Conrad is especially invoked for the cure of hernia. This comes from miracles attributed to him. The legend relates that he was visited at his hermitage by a former friend and companion in arms, Antonio da Stessa, from Daverio. His friend was suffering from the pain of a hernia he had developed. Seeing the pain his old comrade was suffering, Conrad was moved to pity and prayed for him. Stessa was immediately cured of the hernia.The same outcome was accomplished for a local tailor, who suffered severely from several hernias.
The miracle for which Conrad is best known is the “Miracle of the Bread”. This developed during the aforementioned famine which afflicted Sicily as a result of a severe outbreak of the bubonic plague on the island during 1348–49. During that catastrophe, anyone who approached the hermit for help was given a loaf of bread, still warm, which, it was said, he had received from the angels. During a severe famine, people asked for his prayers. When relief came, his fame spread and he was constantly visited by people seeking help. A number of miracles were attributed to him, and they continued at his tomb after he died. People suffering from hernias often ask for his intercession.

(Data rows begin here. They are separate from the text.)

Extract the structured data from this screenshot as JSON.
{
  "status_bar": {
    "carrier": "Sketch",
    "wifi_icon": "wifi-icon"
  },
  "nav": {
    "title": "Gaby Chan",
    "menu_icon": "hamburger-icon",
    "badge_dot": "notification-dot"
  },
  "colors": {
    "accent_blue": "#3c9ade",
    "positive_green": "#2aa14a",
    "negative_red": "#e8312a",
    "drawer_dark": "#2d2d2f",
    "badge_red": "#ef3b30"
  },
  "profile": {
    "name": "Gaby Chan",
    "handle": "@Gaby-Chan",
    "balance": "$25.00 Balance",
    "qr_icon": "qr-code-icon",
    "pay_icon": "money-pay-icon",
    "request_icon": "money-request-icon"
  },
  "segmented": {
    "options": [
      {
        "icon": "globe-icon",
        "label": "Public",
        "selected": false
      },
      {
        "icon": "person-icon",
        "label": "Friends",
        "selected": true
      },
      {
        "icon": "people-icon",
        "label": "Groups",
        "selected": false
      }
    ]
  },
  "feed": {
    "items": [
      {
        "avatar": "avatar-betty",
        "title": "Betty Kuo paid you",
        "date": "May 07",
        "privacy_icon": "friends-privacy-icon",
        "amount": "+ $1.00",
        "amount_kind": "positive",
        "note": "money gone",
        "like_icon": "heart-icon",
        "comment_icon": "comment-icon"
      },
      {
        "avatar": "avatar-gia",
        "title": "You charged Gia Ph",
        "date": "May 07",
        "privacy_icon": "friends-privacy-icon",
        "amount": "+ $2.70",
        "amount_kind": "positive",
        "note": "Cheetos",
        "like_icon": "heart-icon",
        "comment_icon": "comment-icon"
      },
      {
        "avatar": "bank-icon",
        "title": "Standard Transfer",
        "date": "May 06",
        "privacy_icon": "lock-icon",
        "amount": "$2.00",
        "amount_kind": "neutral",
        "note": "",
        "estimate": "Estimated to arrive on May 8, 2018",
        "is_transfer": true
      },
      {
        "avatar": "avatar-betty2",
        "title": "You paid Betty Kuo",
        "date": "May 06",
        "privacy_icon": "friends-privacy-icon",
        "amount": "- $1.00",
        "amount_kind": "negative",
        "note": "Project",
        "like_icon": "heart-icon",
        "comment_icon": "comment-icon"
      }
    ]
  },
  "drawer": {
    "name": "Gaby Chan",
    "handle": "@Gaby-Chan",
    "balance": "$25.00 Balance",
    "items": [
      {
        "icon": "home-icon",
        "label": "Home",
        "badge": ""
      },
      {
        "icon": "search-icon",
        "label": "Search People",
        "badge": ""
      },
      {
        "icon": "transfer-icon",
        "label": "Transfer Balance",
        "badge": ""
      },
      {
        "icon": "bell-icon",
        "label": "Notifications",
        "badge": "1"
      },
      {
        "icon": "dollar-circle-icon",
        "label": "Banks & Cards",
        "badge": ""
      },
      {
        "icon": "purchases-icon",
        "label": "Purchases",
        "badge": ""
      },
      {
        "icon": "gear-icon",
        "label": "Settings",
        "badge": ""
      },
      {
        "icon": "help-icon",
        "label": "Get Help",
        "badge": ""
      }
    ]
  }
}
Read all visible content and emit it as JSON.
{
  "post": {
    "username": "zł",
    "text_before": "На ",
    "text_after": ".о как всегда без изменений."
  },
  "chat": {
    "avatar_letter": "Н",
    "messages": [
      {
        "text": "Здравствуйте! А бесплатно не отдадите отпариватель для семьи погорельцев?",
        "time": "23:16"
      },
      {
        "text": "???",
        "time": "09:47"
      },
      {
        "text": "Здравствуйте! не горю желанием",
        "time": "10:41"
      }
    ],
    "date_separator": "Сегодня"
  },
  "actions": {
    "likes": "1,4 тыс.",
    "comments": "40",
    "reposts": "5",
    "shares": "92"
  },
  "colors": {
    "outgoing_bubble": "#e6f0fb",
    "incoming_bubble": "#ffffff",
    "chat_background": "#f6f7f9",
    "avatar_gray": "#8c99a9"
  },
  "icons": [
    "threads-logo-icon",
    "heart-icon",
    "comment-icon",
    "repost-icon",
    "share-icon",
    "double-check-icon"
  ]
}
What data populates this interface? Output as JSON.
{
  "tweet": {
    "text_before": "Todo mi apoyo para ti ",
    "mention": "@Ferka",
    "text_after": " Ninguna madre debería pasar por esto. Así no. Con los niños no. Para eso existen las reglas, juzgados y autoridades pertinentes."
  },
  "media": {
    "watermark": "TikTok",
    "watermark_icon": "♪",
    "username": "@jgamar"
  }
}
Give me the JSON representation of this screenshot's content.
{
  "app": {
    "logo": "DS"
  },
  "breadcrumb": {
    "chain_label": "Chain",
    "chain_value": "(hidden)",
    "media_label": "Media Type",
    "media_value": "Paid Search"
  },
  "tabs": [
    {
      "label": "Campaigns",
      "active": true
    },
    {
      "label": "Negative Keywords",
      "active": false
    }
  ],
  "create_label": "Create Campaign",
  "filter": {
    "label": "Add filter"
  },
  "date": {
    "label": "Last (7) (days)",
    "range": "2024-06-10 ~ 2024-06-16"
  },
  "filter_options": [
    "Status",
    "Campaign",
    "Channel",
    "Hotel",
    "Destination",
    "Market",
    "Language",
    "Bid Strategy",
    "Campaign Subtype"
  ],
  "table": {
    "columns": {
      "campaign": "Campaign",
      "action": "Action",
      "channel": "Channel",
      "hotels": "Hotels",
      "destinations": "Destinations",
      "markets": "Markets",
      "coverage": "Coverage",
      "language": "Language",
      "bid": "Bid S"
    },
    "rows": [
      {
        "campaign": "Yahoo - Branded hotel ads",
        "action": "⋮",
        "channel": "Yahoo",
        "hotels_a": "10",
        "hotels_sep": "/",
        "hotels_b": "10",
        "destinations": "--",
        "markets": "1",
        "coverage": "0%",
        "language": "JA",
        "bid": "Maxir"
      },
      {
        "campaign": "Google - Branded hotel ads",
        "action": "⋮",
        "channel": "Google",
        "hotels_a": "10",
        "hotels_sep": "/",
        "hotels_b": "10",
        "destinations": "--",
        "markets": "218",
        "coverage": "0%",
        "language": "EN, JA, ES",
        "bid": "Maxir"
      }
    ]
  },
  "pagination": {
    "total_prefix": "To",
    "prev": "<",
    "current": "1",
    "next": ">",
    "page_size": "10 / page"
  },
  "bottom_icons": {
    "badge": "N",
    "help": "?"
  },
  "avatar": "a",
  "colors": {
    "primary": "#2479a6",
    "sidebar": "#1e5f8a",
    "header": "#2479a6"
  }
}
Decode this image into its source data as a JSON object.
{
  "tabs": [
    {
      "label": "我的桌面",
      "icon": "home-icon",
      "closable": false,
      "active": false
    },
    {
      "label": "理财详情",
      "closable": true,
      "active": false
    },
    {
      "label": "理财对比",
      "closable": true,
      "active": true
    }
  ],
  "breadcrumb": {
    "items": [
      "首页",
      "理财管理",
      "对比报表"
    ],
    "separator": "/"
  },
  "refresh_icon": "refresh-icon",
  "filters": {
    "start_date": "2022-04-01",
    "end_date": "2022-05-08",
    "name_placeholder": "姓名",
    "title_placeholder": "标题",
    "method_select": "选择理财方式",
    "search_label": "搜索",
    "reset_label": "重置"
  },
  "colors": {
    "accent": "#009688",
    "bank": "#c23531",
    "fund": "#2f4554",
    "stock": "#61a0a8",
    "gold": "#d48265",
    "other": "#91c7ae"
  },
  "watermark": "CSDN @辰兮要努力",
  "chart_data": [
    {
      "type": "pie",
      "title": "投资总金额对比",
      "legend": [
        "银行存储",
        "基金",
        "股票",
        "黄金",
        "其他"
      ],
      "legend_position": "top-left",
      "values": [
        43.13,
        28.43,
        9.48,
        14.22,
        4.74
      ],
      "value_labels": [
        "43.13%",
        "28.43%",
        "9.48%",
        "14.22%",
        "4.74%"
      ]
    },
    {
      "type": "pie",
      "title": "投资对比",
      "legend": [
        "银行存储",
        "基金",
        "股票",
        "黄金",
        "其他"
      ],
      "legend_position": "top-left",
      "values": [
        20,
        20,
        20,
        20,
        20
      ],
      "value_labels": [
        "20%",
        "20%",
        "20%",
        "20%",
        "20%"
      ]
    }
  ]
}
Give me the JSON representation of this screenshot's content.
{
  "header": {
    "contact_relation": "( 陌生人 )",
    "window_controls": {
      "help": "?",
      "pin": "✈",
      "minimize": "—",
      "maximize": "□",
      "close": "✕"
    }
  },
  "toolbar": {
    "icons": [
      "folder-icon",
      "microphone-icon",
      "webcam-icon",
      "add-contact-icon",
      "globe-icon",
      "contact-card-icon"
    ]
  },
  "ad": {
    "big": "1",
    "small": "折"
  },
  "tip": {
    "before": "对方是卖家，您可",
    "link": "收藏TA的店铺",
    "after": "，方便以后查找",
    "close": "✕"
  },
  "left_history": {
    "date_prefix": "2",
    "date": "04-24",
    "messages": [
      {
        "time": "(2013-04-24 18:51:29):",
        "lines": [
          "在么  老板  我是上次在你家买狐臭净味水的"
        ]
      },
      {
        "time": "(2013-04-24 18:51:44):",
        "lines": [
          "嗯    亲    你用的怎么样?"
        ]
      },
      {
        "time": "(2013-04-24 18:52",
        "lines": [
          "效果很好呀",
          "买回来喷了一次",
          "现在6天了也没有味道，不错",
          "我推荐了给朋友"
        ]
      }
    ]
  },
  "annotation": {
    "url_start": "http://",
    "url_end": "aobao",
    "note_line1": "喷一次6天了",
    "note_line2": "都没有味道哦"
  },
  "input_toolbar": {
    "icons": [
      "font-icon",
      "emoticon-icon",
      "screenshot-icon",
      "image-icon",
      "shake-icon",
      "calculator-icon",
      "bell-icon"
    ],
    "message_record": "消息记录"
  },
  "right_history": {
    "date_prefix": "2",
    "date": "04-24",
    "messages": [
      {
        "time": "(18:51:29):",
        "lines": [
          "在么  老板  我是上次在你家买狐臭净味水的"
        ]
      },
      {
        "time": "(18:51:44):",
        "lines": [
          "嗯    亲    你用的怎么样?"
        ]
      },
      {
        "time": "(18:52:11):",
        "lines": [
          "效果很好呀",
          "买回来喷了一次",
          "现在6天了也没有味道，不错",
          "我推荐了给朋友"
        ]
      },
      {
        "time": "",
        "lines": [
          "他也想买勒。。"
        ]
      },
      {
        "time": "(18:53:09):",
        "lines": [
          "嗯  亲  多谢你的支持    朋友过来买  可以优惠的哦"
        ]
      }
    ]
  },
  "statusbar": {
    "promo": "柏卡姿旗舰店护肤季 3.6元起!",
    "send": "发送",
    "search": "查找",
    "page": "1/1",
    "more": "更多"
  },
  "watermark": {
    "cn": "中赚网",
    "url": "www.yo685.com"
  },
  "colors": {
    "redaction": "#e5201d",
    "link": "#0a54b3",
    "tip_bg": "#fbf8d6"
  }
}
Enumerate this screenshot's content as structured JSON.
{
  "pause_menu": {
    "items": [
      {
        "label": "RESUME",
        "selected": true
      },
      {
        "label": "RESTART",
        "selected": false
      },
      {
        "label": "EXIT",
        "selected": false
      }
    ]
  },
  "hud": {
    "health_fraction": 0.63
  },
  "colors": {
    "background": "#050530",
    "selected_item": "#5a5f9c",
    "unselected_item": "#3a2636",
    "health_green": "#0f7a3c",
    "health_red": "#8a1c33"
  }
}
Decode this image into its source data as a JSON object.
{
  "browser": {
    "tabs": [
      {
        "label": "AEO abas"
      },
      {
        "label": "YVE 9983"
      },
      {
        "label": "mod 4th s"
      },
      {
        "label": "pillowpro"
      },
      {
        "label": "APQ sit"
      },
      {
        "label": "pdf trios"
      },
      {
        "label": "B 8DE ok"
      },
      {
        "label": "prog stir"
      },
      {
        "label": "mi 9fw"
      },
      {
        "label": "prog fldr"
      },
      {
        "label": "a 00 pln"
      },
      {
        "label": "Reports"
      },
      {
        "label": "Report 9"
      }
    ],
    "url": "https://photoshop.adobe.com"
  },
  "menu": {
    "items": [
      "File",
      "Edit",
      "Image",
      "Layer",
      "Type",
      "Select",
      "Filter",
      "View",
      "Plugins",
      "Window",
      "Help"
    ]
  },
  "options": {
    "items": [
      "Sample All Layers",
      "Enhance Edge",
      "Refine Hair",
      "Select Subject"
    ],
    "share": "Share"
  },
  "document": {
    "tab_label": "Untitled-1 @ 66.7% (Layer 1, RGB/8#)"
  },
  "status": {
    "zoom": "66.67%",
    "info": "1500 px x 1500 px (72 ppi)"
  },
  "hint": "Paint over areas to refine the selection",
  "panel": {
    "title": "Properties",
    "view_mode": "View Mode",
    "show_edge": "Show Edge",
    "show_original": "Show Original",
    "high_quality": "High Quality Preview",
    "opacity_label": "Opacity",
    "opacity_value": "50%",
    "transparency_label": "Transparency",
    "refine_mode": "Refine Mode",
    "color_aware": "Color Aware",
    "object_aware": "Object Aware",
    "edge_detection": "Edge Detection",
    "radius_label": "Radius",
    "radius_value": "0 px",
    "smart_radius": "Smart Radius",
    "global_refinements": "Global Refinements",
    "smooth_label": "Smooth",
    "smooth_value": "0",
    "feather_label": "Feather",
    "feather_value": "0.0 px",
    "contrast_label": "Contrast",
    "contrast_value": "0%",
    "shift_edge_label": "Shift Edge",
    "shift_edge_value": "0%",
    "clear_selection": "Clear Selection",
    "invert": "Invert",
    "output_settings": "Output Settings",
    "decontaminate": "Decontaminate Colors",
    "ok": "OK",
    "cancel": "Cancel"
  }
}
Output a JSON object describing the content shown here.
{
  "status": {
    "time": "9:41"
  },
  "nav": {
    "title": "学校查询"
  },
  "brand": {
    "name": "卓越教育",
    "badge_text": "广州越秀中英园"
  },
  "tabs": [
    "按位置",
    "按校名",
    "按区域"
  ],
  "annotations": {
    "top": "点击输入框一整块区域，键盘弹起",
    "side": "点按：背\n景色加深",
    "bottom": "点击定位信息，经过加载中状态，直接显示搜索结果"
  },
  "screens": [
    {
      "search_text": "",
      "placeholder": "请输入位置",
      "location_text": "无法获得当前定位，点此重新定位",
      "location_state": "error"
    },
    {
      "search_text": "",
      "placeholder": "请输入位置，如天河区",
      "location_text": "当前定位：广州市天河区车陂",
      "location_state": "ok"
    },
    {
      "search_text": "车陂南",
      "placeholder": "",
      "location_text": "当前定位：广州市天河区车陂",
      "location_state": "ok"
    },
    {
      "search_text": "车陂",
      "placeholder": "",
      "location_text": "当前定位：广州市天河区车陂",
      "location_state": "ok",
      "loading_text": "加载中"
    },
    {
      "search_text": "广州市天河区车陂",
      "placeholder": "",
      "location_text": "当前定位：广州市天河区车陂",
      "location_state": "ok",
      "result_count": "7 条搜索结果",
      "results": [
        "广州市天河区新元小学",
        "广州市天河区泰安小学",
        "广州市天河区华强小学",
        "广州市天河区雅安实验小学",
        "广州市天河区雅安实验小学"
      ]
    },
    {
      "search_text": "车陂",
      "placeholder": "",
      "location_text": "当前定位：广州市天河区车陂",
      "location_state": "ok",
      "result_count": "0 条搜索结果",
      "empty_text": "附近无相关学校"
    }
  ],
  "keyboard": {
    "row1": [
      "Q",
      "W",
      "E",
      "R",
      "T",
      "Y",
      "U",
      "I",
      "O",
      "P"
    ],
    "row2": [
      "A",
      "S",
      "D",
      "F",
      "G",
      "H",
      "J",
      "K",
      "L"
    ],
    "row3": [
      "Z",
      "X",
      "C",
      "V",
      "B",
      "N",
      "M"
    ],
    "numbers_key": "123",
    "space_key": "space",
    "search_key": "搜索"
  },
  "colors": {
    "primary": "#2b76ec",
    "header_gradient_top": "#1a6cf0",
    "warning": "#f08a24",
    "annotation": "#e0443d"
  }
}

Shortly after Conrad’s death, his demonstrably holy life and the large number of miracles attributed to him led the leadership of the city to request that the Bishop of Syracuse, to which diocese Noto belonged, begin the process for his canonization. When the waiting period required by Church law expired in 1485, this process was opened by Bishop Dalmazio Gabriele, O.P., who had himself witnessed the Miracle of the Bread. As part of the process, Conrad’s body was exhumed for examination, and was found to be incorrupt, and placed in a silver urn for the veneration of the public.
Pope Leo X beatified Conrad on 12 July 1515 and permitted the town of Noto to celebrate his feast day. On 30 October 1544, Pope Paul III extended permission to the whole island. On 2 June 1625, he was canonized by Cardinal Odoardo Farnese, who was the Duke of Parma and Piacenza in a solemn ceremony at the cathedral of Piacenza, where it was declared an obligatory feast.
On 12 September of that same year, permission was granted to the Franciscan Order by Pope Urban VIII for a distinct text for the Divine Office and Mass to be used for his feast; today it is celebrated solely by the Third Order of St. Francis to which he belonged. In Vietnam there is a popular devotion to Conrad. On his feast day, the Parish Church of San Corrado in Noto commemorates him by the distribution of blessed bread.
PRAYER
Heavenly Father, your servant, Saint Conrad, lived a life of holiness, and was sought out for advice and spiritual direction. Although he lived in great solitude, people found him, to invoke his aid, and he never disappointed them.
You worked many miracles through the invocation of his name by those who sought his intercession. May we learn from his example, to render selfless help to the needy and miserable. We ask this in the Name of Jesus the Lord. Amen
St. Conrad of Piacenza, the husband who found God when he took responsibility for arson, pray for us!